Esta convicción, que parece fácil de justificar, se vuelve en cambio muy problemática cuando hablamos del conocimiento científico. Hasta el punto de que es común juzgar los intentos de limitarlo como muestra de una voluntad inquisitorial, o como una reedición del caso Lysenko, que arruinó durante décadas (mediados de los 30 a mediados de los 60) la genética en la Unión Soviética y se llevó por delante muchas vidas y haciendas, entre ellas, la del genetista Nikolái Vavílov, máximo representante de esta ciencia en aquel momento. Vavílov murió de malnutrición en la cárcel en 1943 por oponerse a las maniobras de Trofim Lysenko para acabar por razones ideológicas con la genética mendeliana, y de nada le sirvió ser miembro del Soviet Supremo ni haber recibido en su día el premio Lenin.

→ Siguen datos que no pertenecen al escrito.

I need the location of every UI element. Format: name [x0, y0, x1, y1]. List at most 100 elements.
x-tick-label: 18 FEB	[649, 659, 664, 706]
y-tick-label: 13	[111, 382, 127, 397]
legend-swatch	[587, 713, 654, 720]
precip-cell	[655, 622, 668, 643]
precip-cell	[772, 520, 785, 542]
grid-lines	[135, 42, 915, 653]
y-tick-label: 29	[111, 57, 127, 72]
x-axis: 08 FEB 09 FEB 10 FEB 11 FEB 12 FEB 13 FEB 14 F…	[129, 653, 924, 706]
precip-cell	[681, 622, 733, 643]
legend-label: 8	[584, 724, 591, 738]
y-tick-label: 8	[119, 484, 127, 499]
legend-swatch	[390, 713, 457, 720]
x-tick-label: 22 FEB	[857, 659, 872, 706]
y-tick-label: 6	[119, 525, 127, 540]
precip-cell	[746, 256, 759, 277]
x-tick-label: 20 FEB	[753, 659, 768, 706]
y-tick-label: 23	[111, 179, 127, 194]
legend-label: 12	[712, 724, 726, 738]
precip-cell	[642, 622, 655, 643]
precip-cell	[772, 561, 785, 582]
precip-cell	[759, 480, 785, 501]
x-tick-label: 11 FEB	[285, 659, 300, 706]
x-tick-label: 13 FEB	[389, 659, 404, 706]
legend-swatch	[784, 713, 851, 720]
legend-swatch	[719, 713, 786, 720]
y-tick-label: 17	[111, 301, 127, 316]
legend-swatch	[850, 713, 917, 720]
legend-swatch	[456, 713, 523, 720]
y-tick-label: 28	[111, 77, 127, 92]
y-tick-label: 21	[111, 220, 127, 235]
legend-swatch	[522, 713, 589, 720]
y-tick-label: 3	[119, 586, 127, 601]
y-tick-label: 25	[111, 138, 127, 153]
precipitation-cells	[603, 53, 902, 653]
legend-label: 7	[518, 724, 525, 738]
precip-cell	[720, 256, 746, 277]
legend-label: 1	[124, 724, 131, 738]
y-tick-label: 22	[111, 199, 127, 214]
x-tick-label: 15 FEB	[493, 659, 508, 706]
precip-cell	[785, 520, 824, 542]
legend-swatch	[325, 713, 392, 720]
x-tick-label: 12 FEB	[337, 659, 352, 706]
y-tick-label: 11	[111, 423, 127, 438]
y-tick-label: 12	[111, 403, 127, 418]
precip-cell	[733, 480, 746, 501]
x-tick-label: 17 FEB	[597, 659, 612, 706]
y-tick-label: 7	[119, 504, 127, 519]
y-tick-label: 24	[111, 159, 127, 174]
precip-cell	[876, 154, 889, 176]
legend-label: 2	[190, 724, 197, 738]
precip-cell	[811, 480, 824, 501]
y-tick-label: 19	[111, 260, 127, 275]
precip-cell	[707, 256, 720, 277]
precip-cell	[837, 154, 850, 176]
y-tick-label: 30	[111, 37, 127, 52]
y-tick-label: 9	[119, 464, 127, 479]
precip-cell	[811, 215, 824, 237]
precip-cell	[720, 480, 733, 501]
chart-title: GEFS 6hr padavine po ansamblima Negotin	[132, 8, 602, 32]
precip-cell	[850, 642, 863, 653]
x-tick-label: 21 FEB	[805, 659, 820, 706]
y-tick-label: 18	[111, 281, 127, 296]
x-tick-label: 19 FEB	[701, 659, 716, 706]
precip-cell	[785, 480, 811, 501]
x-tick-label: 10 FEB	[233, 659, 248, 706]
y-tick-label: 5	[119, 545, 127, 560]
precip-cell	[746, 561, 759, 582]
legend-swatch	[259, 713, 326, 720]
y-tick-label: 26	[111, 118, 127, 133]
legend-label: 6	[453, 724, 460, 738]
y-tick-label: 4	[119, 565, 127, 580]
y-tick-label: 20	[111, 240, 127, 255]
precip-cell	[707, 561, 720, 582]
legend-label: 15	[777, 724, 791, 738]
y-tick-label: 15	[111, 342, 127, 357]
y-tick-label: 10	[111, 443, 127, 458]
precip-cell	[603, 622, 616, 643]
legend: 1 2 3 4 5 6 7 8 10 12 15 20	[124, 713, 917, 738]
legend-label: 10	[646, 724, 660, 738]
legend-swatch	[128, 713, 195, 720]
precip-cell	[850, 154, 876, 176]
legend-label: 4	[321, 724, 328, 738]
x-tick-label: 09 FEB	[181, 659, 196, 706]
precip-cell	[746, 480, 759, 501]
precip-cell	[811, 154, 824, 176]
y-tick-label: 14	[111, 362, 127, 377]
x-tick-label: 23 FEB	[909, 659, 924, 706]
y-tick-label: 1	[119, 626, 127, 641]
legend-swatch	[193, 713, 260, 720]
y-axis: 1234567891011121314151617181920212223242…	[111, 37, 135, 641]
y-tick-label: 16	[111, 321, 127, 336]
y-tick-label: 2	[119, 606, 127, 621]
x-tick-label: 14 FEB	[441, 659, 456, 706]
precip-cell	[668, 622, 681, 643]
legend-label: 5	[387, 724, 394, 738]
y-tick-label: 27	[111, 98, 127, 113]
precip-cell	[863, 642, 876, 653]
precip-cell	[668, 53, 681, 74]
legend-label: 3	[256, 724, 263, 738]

¿Hemos de aceptar entonces que la libertad de investigación es un valor absoluto y que cualquier pretensión de establecer cortapisas morales o legales bastaría para hacer revolverse a Galileo en su tumba? ¿O hay, por el contrario, razones defendibles para sostener que debe estar sometida, como otros derechos fundamentales, a ciertas limitaciones, incluso hasta el extremo de prohibir, si se viera necesario, la adquisición de ciertos conocimientos posibles? ¿Equivaldría esta prohibición a una censura ejercida por motivos ideológicos? ¿Hay alternativas a dicha prohibición?

Procedimientos inmorales

Este es un tema peliagudo cuya discusión despierta con frecuencia la tentación de ofrecer respuestas poco meditadas. Ya lo dijo hace más de cuarenta años el bioeticista David H. Smith: “En ciertos círculos, las propuestas de restricción de algunas investigaciones son tratadas no solo con la condescendencia normalmente empleada con los idiotas, sino con la intolerancia reservada por lo generalmente para los pervertidos morales” (Smith 1978, p. 30). Una explicación de esta actitud es que la libertad de investigación, junto con la libertad de cátedra, son piezas esenciales de la vida académica en cualquier sistema democrático, y se consideran no solo derechos fundamentales intocables, protegidos en muchos casos constitucionalmente, sino requisitos imprescindibles para el progreso de la ciencia. Por ello, las pretensiones de limitación o control tienden a verse como movimientos contrarios a la libertad promovidos por zelotes ideológicos que solo buscan imponer sus dogmas con más facilidad.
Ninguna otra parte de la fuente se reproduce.